Restigouche-La-Vallée
- Coordinates:: 47°35′17″N 67°30′11″W﻿ / ﻿47.588°N 67.503°W

Defunct provincial electoral district
- Legislature: Legislative Assembly of New Brunswick
- District created: 2006
- District abolished: 2013
- First contested: 2006
- Last contested: 2010

= Restigouche-La-Vallée =

Defunct provincial electoral district in New Brunswick, Canada

Restigouche-La-Vallée was a provincial electoral district in New Brunswick, Canada. It was created in 2006 as a result of a merger of the old district of Madawaska-la-Vallée with the district of Restigouche West, less small portions on the extreme edges of both districts.

==History==

The district was first used in the 2006 provincial general election and featured a battle of incumbents. Percy Mockler, the Progressive Conservative MLA from Madawaska-la-Vallée defeated Burt Paulin, the Liberal MLA from Restigouche West.

On December 18, 2008, Percy Mockler was appointed to the Senate of Canada on the advice of Prime Minister of Canada Stephen Harper. As a result, a by-election was to be called no later than May 2009.

Premier of New Brunswick Shawn Graham called the by-election on February 6, 2009, and the vote was held March 9, 2009. The Progressive Conservative candidate was Jean-Paul Soucy, the only one to come forward and a former aide to Mockler, and the Liberal candidate was former Restigouche West MLA Burt Paulin. The NDP candidate was Alain Martel.

One local campaign issue concerned whether and how much government should support the forestry company J. D. Irving. Former PC leader and nearby MLA Jeannot Volpé criticized the Liberal government for being too supportive of the company, which is a major employer in the riding of Restigouche-La Vallée. Conservative candidate Jean-Paul Soucy indicated that he disagreed with Volpé's position, while Liberal candidate Burt Paulin said he was surprised that Volpé would criticize one of the largest employers in the region.

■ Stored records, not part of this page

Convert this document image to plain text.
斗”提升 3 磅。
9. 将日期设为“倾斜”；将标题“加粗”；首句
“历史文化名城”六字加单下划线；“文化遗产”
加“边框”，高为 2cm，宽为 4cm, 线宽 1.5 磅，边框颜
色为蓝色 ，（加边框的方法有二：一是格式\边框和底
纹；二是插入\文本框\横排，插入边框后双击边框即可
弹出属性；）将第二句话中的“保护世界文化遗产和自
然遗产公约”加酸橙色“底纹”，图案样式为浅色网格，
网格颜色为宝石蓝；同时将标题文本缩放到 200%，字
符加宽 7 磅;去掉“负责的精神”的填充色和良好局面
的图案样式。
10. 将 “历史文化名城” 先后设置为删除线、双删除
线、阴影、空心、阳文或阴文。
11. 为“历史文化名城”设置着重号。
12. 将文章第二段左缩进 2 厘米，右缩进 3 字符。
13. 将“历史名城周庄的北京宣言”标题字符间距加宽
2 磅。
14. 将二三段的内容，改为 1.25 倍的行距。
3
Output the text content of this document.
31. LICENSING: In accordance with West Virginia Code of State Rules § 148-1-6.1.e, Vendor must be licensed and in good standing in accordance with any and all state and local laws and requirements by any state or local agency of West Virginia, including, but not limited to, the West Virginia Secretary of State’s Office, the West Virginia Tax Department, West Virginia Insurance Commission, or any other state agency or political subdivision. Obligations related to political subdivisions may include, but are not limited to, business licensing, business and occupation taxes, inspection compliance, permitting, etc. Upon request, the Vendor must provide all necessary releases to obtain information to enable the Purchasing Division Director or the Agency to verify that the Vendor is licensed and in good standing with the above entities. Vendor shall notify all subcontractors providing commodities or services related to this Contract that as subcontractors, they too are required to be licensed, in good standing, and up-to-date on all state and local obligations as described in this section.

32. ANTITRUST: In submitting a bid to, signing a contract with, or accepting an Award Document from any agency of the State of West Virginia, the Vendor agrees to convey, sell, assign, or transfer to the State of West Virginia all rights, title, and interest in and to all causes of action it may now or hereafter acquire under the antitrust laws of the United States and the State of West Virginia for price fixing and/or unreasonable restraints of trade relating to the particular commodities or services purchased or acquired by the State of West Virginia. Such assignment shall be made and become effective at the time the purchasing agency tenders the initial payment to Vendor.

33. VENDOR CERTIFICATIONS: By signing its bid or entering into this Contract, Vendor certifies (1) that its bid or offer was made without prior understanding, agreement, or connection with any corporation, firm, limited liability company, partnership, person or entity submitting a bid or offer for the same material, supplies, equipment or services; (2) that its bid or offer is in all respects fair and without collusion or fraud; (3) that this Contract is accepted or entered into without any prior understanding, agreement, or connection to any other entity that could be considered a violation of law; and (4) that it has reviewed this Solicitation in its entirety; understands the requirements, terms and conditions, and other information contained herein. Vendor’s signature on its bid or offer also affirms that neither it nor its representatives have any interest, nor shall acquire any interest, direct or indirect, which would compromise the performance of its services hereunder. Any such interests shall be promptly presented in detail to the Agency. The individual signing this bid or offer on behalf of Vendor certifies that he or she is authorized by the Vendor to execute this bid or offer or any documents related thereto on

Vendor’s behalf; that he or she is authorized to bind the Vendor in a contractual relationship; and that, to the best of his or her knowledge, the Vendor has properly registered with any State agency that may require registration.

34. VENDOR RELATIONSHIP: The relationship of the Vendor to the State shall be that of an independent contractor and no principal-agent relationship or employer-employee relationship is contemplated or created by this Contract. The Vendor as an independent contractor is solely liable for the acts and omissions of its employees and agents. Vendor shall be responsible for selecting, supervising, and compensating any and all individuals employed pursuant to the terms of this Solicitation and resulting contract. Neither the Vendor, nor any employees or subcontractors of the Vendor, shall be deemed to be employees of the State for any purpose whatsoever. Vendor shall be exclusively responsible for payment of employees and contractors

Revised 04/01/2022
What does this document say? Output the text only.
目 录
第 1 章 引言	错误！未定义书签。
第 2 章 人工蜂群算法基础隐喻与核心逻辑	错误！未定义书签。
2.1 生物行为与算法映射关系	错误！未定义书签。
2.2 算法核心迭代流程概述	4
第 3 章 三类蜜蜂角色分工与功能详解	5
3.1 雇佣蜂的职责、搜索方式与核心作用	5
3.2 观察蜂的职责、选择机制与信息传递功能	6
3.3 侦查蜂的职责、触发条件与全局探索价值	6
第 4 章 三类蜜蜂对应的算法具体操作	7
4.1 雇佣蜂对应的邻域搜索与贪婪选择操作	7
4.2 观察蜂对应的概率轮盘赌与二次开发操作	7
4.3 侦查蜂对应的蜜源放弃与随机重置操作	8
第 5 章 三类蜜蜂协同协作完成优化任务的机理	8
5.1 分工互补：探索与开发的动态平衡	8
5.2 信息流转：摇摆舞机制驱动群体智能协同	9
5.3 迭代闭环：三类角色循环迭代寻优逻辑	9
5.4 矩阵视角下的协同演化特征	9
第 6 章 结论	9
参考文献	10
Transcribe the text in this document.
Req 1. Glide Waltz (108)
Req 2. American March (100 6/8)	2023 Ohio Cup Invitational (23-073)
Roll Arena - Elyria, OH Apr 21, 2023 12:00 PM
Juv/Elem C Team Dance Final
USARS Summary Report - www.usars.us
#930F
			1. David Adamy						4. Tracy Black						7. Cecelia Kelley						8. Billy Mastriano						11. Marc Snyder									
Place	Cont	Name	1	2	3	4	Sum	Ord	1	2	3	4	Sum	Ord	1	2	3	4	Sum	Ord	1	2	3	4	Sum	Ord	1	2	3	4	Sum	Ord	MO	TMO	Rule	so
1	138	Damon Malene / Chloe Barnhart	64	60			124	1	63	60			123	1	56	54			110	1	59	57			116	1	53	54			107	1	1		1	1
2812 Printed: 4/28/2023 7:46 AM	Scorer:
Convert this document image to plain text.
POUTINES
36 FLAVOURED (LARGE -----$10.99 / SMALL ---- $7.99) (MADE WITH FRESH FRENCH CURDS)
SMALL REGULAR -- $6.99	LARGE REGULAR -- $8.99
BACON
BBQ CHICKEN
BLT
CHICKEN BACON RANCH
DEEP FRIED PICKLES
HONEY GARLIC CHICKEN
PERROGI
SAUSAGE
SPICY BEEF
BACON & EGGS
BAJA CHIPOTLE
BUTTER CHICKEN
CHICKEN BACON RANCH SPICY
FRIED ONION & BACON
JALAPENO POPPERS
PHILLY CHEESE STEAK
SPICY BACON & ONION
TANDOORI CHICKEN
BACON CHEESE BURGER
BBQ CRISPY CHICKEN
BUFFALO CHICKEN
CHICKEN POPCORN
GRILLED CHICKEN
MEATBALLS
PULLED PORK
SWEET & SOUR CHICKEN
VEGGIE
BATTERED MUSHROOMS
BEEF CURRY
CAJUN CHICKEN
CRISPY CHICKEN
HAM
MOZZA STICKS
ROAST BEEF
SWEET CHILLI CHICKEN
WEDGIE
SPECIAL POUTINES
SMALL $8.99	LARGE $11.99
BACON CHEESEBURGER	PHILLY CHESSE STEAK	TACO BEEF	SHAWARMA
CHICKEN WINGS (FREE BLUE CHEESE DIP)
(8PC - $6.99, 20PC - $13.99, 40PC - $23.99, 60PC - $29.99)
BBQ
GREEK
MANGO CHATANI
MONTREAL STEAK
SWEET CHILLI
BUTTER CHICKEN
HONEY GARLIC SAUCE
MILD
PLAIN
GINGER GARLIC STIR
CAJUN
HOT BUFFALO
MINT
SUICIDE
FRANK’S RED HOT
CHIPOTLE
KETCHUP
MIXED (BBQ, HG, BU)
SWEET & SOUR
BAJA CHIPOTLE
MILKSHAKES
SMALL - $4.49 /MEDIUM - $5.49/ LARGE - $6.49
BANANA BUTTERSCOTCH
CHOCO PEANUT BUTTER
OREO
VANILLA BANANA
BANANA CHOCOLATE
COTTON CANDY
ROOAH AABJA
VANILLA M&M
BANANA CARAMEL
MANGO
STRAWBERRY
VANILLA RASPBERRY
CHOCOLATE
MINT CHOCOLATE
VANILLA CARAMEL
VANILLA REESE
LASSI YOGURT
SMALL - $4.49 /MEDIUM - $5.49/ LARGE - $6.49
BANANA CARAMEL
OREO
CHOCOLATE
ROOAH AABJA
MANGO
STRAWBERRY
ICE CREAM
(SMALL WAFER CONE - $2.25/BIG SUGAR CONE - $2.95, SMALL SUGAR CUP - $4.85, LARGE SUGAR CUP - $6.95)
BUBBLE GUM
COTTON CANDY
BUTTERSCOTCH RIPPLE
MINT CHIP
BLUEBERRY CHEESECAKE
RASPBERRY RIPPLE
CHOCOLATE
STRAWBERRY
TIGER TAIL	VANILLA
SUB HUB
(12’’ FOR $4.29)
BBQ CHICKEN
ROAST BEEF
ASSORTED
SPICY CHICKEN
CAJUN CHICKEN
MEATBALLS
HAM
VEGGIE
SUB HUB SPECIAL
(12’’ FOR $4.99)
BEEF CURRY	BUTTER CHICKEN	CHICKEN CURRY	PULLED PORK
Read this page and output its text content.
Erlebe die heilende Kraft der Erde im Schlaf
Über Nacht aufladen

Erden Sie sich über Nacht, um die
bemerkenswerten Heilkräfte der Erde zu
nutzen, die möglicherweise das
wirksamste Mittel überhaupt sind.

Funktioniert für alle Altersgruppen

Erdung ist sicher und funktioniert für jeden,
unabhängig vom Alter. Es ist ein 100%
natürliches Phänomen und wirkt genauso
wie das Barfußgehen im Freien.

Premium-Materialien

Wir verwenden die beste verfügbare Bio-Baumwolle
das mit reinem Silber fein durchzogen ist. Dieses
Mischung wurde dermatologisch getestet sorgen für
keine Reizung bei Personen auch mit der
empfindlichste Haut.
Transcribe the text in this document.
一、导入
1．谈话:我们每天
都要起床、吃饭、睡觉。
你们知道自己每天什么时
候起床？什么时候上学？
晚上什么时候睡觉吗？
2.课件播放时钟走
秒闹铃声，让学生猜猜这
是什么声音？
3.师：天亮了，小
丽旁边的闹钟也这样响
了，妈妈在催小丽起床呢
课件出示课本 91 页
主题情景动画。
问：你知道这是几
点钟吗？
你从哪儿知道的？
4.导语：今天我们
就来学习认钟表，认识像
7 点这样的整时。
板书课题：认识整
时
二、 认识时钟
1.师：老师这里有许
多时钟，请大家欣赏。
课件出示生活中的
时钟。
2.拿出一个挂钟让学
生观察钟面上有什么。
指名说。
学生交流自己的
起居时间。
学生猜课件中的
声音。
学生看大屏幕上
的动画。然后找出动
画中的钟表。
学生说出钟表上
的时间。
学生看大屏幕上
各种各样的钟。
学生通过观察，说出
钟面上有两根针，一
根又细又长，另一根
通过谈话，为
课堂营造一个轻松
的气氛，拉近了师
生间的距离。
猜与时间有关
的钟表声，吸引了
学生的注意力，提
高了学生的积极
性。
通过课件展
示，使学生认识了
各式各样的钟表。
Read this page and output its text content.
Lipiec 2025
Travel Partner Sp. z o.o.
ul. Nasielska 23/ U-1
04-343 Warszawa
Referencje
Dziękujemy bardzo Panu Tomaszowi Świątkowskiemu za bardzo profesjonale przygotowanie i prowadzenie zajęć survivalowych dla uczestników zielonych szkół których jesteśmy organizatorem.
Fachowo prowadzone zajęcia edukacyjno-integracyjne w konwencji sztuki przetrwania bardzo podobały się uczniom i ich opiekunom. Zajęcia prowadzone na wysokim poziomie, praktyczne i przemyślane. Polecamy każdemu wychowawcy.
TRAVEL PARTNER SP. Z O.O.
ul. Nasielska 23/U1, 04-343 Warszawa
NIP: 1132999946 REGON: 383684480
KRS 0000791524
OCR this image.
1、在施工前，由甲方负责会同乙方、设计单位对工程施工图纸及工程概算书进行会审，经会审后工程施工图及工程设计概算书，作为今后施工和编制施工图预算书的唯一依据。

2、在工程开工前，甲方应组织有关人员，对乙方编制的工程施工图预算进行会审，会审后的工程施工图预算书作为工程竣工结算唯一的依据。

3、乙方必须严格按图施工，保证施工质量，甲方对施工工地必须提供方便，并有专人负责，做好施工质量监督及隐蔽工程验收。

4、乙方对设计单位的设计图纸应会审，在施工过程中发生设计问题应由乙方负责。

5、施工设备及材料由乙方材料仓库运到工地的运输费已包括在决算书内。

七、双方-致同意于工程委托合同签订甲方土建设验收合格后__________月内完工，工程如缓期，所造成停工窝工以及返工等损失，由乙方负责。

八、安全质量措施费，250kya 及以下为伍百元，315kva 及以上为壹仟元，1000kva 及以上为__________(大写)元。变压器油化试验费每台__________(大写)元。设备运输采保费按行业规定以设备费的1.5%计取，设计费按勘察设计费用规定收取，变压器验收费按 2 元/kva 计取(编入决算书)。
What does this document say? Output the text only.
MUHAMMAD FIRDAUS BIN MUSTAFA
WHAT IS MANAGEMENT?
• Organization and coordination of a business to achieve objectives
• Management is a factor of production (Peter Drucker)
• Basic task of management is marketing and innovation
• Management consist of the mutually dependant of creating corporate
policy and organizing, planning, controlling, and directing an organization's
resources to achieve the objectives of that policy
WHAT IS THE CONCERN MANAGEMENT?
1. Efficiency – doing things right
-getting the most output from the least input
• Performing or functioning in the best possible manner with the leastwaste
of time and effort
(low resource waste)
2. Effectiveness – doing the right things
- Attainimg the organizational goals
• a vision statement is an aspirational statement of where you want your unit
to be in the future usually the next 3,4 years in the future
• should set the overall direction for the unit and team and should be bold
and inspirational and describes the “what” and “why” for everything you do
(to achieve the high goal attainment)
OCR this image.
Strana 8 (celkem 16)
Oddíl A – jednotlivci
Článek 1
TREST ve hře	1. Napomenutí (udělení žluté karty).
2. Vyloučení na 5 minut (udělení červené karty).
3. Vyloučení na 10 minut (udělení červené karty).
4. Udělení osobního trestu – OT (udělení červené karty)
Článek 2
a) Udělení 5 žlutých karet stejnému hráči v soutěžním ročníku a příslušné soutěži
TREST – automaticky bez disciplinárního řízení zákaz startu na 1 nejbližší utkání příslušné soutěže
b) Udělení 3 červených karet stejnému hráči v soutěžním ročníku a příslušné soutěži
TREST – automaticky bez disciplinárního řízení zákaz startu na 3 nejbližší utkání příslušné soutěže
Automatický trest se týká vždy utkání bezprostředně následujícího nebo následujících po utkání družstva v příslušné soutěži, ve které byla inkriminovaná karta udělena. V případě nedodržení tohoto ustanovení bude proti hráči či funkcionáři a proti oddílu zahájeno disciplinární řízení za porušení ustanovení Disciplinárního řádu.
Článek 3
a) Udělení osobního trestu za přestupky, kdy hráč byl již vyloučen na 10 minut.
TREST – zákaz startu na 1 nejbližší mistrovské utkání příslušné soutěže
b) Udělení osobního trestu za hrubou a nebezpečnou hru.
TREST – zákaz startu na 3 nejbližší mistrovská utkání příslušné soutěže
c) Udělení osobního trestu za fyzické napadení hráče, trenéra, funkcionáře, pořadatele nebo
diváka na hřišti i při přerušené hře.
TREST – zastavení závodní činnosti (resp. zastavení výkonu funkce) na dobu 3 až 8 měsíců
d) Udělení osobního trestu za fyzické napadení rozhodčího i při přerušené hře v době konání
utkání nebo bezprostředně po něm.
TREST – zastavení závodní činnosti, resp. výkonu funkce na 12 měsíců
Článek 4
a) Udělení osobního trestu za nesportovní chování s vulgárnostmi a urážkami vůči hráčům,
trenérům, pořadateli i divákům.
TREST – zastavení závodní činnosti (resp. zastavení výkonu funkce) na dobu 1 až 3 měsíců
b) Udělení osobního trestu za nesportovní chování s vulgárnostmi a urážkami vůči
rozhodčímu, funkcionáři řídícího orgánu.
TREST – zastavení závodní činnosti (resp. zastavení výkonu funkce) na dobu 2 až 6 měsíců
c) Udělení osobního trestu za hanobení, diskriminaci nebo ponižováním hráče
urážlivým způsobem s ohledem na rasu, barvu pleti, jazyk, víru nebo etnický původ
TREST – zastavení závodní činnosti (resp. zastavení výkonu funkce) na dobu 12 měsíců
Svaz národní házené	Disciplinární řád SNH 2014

==Members of the Legislative Assembly==

| Assembly | Years | Member |  | Party |
Riding created from Madawaska-la-Vallée and Restigouche West
| 56th | 2006–2009 |  | Percy Mockler | Progressive Conservative |
| 2009–2010 |  | Burt Paulin | Liberal |
| 57th | 2010–2014 |  | Martine Coulombe | Progressive Conservative |
Riding dissolved into Restigouche West, Edmundston-Madawaska Centre, Victoria-la-Vallée and Madawaska-les-Lacs-Edmundston

==Election results==

2010 New Brunswick general election
Party: Candidate; Votes; %; ±%
Progressive Conservative; Martine (Valcourt) Coulombe; 3,727; 53.49; +15.31
Liberal; Burt Paulin; 2,489; 35.72; -17.58
New Democratic; Alain Martel; 550; 7.89; -0.63
Green; André Arpin; 202; 2.90; –
Total valid votes: 6,968; 100.0
Total rejected ballots: 115; 1.62
Turnout: 7,083; 75.45
Eligible voters: 9,388
Progressive Conservative gain from Liberal; Swing; +16.44

New Brunswick provincial by-election, 2009
| Party | Candidate | Votes | % | ±% |
|  | Liberal | Burt Paulin | 3,196 | 53.30 | +14.54 |
|  | Progressive Conservative | Jean-Paul Soucy | 2,289 | 38.18 | -14.79 |
|  | New Democratic | Alain Martel | 511 | 8.52 | +0.25 |
| Total votes |  |  | 5,996 | 100.0 |
|  | Liberal gain from Progressive Conservative |  | Swing |  | +14.66 |

2006 New Brunswick general election
| Party | Candidate | Votes | % | ±% |
|  | Progressive Conservative | Percy Mockler | 3,835 | 52.97 |  |
|  | Liberal | Burt Walter Paulin | 2,806 | 38.76 |  |
|  | New Democratic | Alain Martel | 599 | 8.27 |  |
| Total valid votes |  |  | 7,240 | 100.0 |
|  | Progressive Conservative notional gain |  | Swing |  |  |
This was the first election in which the district was contested. It resulted from a merger of two districts, one of which had previously voted Progressive Conservative, electing Mockler, and one of which had previously voted Liberal, electing Paulin. Vote totals cannot be reasonably compared with those of the previous election.